Four Westerly-area animal welfare nonprofits have won more than $70,000 in grants to care for pets and wildlife, the Rhode Island Foundation announced on Friday.
The funding was made possible from the foundation’s Program for Animal Welfare, known as PAW, which awarded $480,000 in grants to animal welfare groups across the state.
In Hope Valley, Foster Parrots received $25,000 to support veterinary care, adoption services, food and specialty diets. The organization rescues and protects unwanted or abused companion parrots and other homeless captive exotic animals. Its refuge facility, the New England Exotic Wildlife Sanctuary, provides homes for more than 400 parrots and other displaced exotic animals.
“This grant will enable us to continue rescue activity throughout the community and to deliver outstanding care to all of our birds and animals,” said Danika Oriol-Morway, sanctuary director. “It will help us continue our adoption activity, finding good homes for parrots in transition whose needs can best be met in the home environment rather than in sanctuary. It will also support our humane education work, which is inherent in every aspect of our operations.”
Mystic Aquarium was awarded $16,000 to support its rescue and rehabilitation work with injured or sick marine mammals and sea turtles. Each year, more than half of the organization’s request-for-rescue calls originate in Rhode Island.
“Every year dozens of these animals end up stranded on our shores due to sickness, debilitation, malnutrition or dehydration, or due to pollution and lack of food, among other causes. They would be unable to return to the ocean environment without our help,” said Stephen M. Coan, president and CEO of Mystic Aquarium, in a release.
In Westerly, Stand Up for Animals, an animal shelter and adoption center, received $24,000 toward the cost of veterinary assistance and animal medications, which will allow the organization to treat approximately 600 dogs and cats. The grant will also contribute to the cost of installing a supplemental heating system in the dog kennels, which are the coldest area of the facility, and enclosed walkways connecting the cat cages, which will enable the cats to move freely from cage to cage.
“We make every effort to return animals to their owners or to place them in a new, safe and forever loving home. By providing vet care and spay or neuter services prior to adoption, we ensure that new owners and their pets begin their lives together with a healthy start,” said President Lina Carreiro O'Leary.

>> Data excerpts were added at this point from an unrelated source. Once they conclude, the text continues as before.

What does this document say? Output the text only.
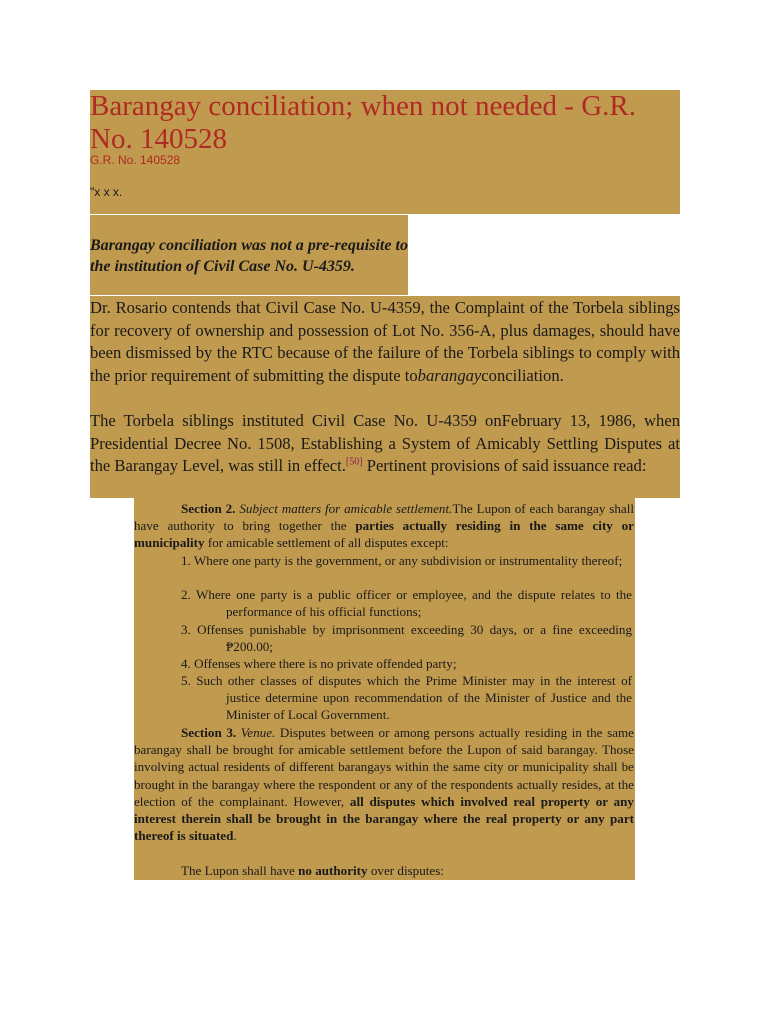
Barangay conciliation; when not needed - G.R. No. 140528
G.R. No. 140528
"x x x.

Barangay conciliation was not a pre-requisite to the institution of Civil Case No. U-4359.

Dr. Rosario contends that Civil Case No. U-4359, the Complaint of the Torbela siblings for recovery of ownership and possession of Lot No. 356-A, plus damages, should have been dismissed by the RTC because of the failure of the Torbela siblings to comply with the prior requirement of submitting the dispute tobarangayconciliation.

The Torbela siblings instituted Civil Case No. U-4359 onFebruary 13, 1986, when Presidential Decree No. 1508, Establishing a System of Amicably Settling Disputes at the Barangay Level, was still in effect.[50] Pertinent provisions of said issuance read:

Section 2. Subject matters for amicable settlement.The Lupon of each barangay shall have authority to bring together the parties actually residing in the same city or municipality for amicable settlement of all disputes except:

1. Where one party is the government, or any subdivision or instrumentality thereof;

2. Where one party is a public officer or employee, and the dispute relates to the performance of his official functions;

3. Offenses punishable by imprisonment exceeding 30 days, or a fine exceeding ₱200.00;

4. Offenses where there is no private offended party;

5. Such other classes of disputes which the Prime Minister may in the interest of justice determine upon recommendation of the Minister of Justice and the Minister of Local Government.

Section 3. Venue. Disputes between or among persons actually residing in the same barangay shall be brought for amicable settlement before the Lupon of said barangay. Those involving actual residents of different barangays within the same city or municipality shall be brought in the barangay where the respondent or any of the respondents actually resides, at the election of the complainant. However, all disputes which involved real property or any interest therein shall be brought in the barangay where the real property or any part thereof is situated.

The Lupon shall have no authority over disputes:
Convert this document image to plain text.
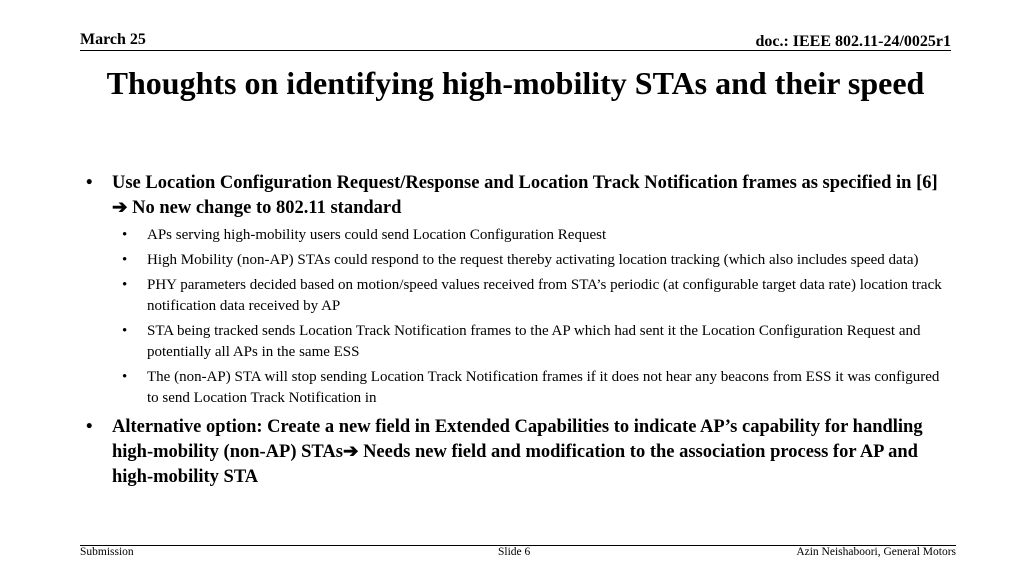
March 25	doc.: IEEE 802.11-24/0025r1
Thoughts on identifying high-mobility STAs and their speed
• Use Location Configuration Request/Response and Location Track Notification frames as specified in [6] ➔ No new change to 802.11 standard
• APs serving high-mobility users could send Location Configuration Request
• High Mobility (non-AP) STAs could respond to the request thereby activating location tracking (which also includes speed data)
• PHY parameters decided based on motion/speed values received from STA’s periodic (at configurable target data rate) location track notification data received by AP
• STA being tracked sends Location Track Notification frames to the AP which had sent it the Location Configuration Request and potentially all APs in the same ESS
• The (non-AP) STA will stop sending Location Track Notification frames if it does not hear any beacons from ESS it was configured to send Location Track Notification in
• Alternative option: Create a new field in Extended Capabilities to indicate AP’s capability for handling high-mobility (non-AP) STAs➔ Needs new field and modification to the association process for AP and high-mobility STA
Submission	Slide 6	Azin Neishaboori, General Motors
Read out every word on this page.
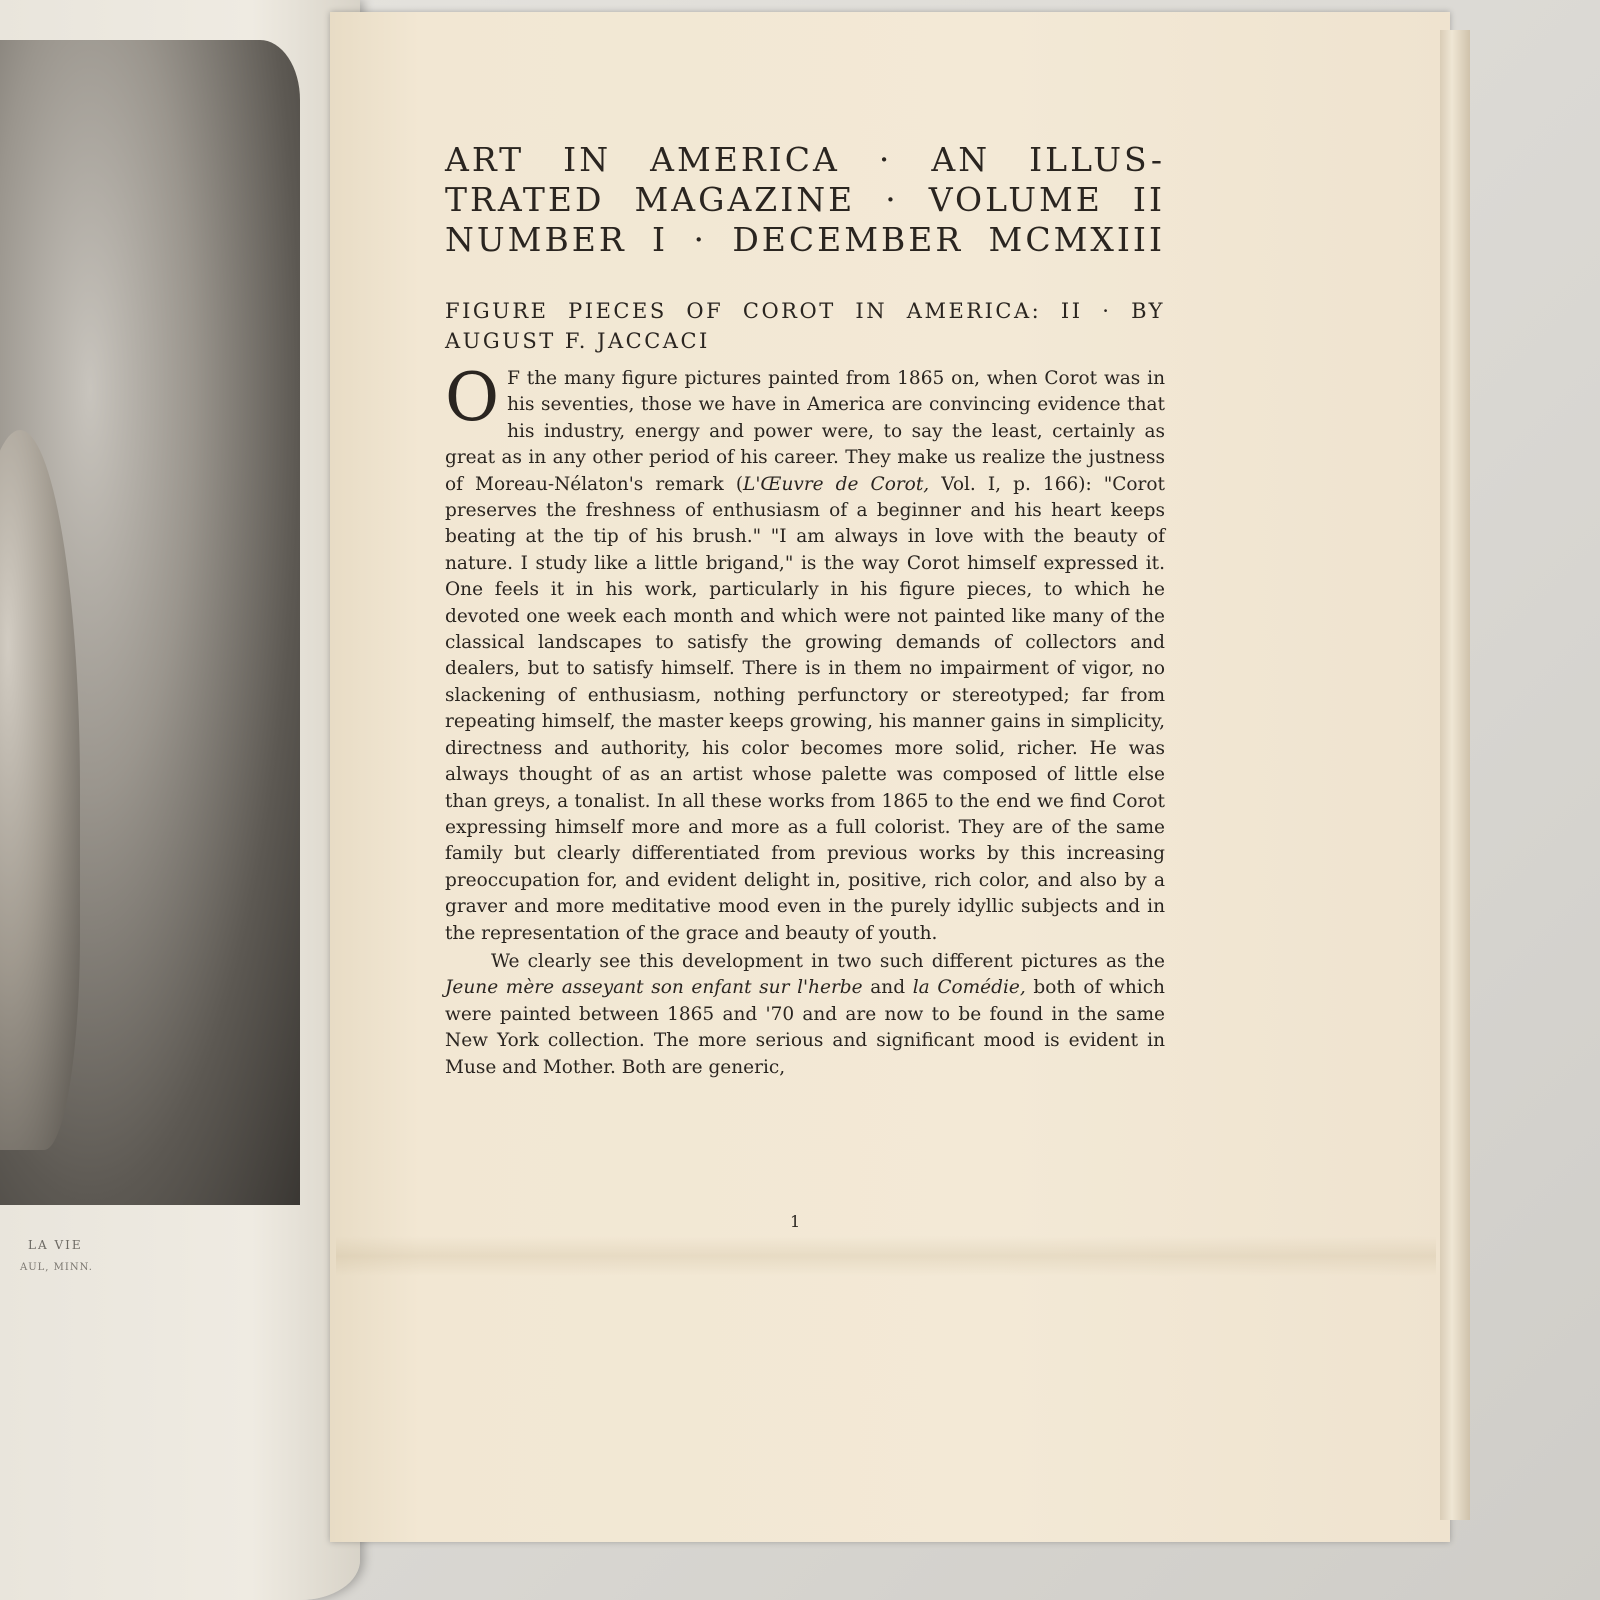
LA VIE
AUL, MINN.
ART IN AMERICA · AN ILLUS-
TRATED MAGAZINE · VOLUME II
NUMBER I · DECEMBER MCMXIII
FIGURE PIECES OF COROT IN AMERICA: II · BY
AUGUST F. JACCACI

O F the many figure pictures painted from 1865 on, when Corot was in his seventies, those we have in America are convincing evidence that his industry, energy and power were, to say the least, certainly as great as in any other period of his career. They make us realize the justness of Moreau-Nélaton's remark (L'Œuvre de Corot, Vol. I, p. 166): "Corot preserves the freshness of enthusiasm of a beginner and his heart keeps beating at the tip of his brush." "I am always in love with the beauty of nature. I study like a little brigand," is the way Corot himself expressed it. One feels it in his work, particularly in his figure pieces, to which he devoted one week each month and which were not painted like many of the classical landscapes to satisfy the growing demands of collectors and dealers, but to satisfy himself. There is in them no impairment of vigor, no slackening of enthusiasm, nothing perfunctory or stereotyped; far from repeating himself, the master keeps growing, his manner gains in simplicity, directness and authority, his color becomes more solid, richer. He was always thought of as an artist whose palette was composed of little else than greys, a tonalist. In all these works from 1865 to the end we find Corot expressing himself more and more as a full colorist. They are of the same family but clearly differentiated from previous works by this increasing preoccupation for, and evident delight in, positive, rich color, and also by a graver and more meditative mood even in the purely idyllic subjects and in the representation of the grace and beauty of youth.

We clearly see this development in two such different pictures as the Jeune mère asseyant son enfant sur l'herbe and la Comédie, both of which were painted between 1865 and '70 and are now to be found in the same New York collection. The more serious and significant mood is evident in Muse and Mother. Both are generic,

1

The Westerly Animal Shelter received $6,450 to purchase live animal traps for rescue, microchips, veterinary supplies, raised cat beds, dog leads and humane education summer camp supplies. The shelter, which is a department of the Town of Westerly, is responsible for the impound, adoption and, in the event of an emergency, safekeeping of pets in the community
“Every animal that comes to us gets a complete check-up, including spay/neuter services, vaccines and microchips. Microchipping animals enables us to reunite strays with their owners faster, which frees up space for other animals,” said Erika Lebling, shelter director. “With the ongoing rise in animals coming through the shelter, replacing worn-out equipment and re-stocking supplies is crucial. This grant allows us to continue providing our community with a premier shelter and services.”
The foundation’s Program for Animal Welfare funds seek to aid organizations that “promote and provide humane treatment of animals or work more generally on the welfare of animals."
“Grants are for projects or programs that have a positive impact locally or statewide on animal care, education about the humane treatment of animals and animal welfare in general,” the agency said in a press release.
“The generosity of our donors and the commitment of our partners are expanding humane education, increasing awareness and improving the quality of animal care in Rhode Island,” said Adrian Bonéy, who oversees the Program for Animal Welfare. “Their work is producing new approaches to animal welfare and increasing the number of animals receiving direct care across Rhode Island.”
Founded in 1916, the Rhode Island Foundation raised $38 million and awarded $43 million in grants to nonprofit organizations in 2017.